3. Say I: “So it is; this year many soldiers were liberated from their bodies through typhoid and cholera and many other diseases. Since they belonged to the military, they also remain faithful to same and appear here as soldiers, after casting off their bodies. They are not aware of having died, but remember being admitted as sick to hospital, and believe that they were put to sleep by good medicine, getting up rigorously again in the morning.

4. It also is opportune that they are ignorant of having died, for it would be their judgment. They must be made aware of it only gradually, initially through phenomena by which the world they live in becomes ever more alien to them. This gradually makes their emotions more restless, experiencing various unpleasantries and seeming dangers, seeking protection and help and trying to save themselves from apparent persecutions. Finding no shelter however, they surrender to their persecutors. Sometimes they get lost in limitless deserts to which they can hardly find an end. Or if reaching an end, they find it worse than the desert itself. In short, all these souls, still finding themselves in a natural state, have to be put through a kind of virtual death, before their spirit is liberated.

5. That’s what you noticed with these parsons; fear of the seeming flames at hell’s portals gave them virtual death. They shall awaken a little later and still find themselves in the church, but their experiences shall seem to them like a dreadful nightmare. They shall bump into the wine and bread and, exceedingly hungry and thirsty (which is normally the case, the freer and more wakeful the spirit within the soul) and they shall greedily reach out for them and consume them.
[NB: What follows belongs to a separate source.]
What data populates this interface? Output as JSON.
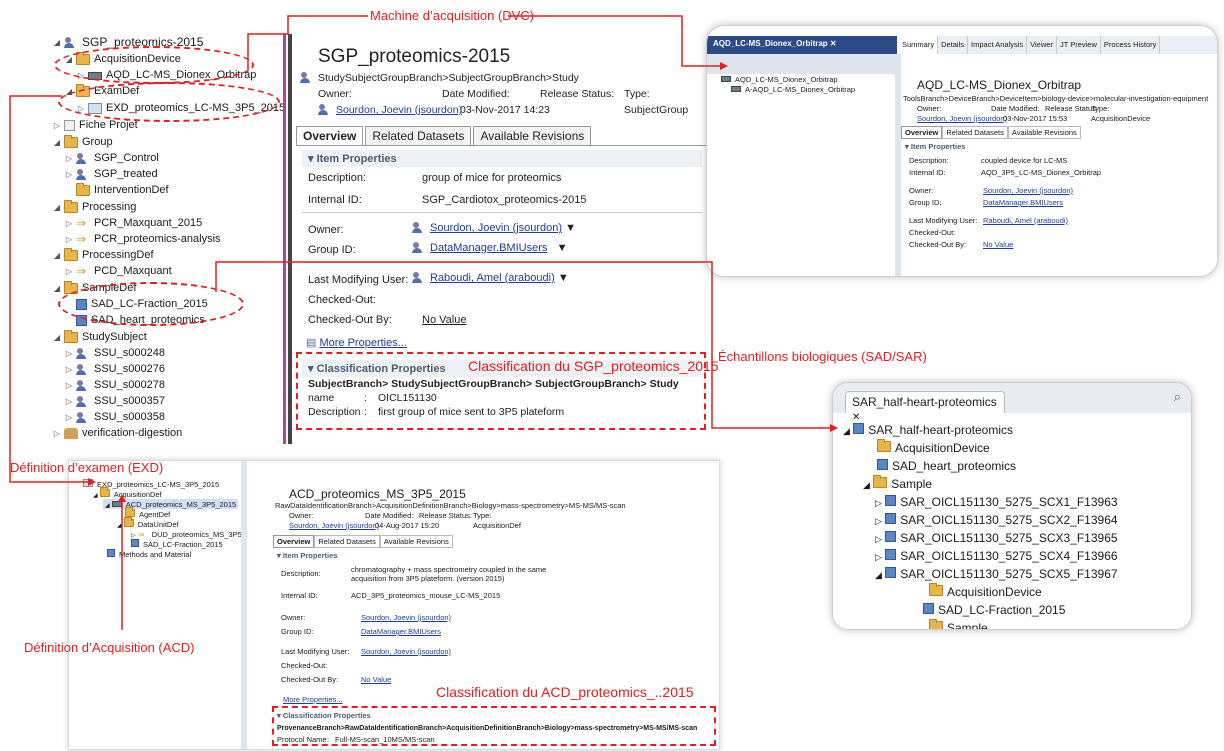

The writing on the notice board shall show them how to avoid hell, which they fear with great trepidation; notwithstanding that some of them never believed in same in the course of their Earth lives, the impressions remained with them. They have now seen the open jaw and the terrifying flames, making their forbidding images come true and turning their doubts about hell into full faith in its existence. Wherefore they shall hurriedly seek open ground after reading the written instructions.

6. After leaving the church they shall no longer behold a city but just open fields. There they shall encounter certain travellers who shall guide them further in their destiny in my name. With these we shall concern ourselves no further. After some thirty further years they shall be more or less fit for the lower wisdom-heaven and hardly ever climb higher, because their organ of love is underdeveloped, having not been exercised. In contrast however, their organ of broad wisdom has spread too widely and thinly to be overcome by their feeble love. Hence the proper relationship between love and wisdom with them cannot be established, in order for them to ascend to a higher heaven.

7. It is however not necessarily completely impossible for spirits of the lowest wisdom heaven to transcend to a higher heaven, but it is difficult because wisdom always regards itself as spectator rather than as actual doer. The wiseman is happy to just expound his deep insights to others, whilst a true spirit of love always seeks to act out the good and true. But since watching, observing and reasoning are much easier than acting, the spirits of the lowest heaven are hard to bring to a higher heaven. They usually prefer inactive idleness to even the nicest and best action. Such spirits can be motivated towards action only through monotonous presentation of phenomena placed before their eyes, with occasional examples of inspiring mode of action. Once brought to action, the thing moves forward at its own pace, but slowly at the start.

8. And so My dear Robert it shall be with these parsons, although only as I just showed you. They shall have to swallow quite a few lumpy challenges before they gain the lowermost wisdom heaven.

9. But with this military troop it shall be much easier. They have now stopped in front us, as we have engaged their curiosity. They only carry out some kind of patrolling here and intend only to ask us what we are doing here. We shall immediately come out with the full truth about who we are, what we are on about, and then invite them to follow us to the kingdom of life. But, dear Robert, this brings you to your turn again you have to be the spokesman for us all; hence focus yourself.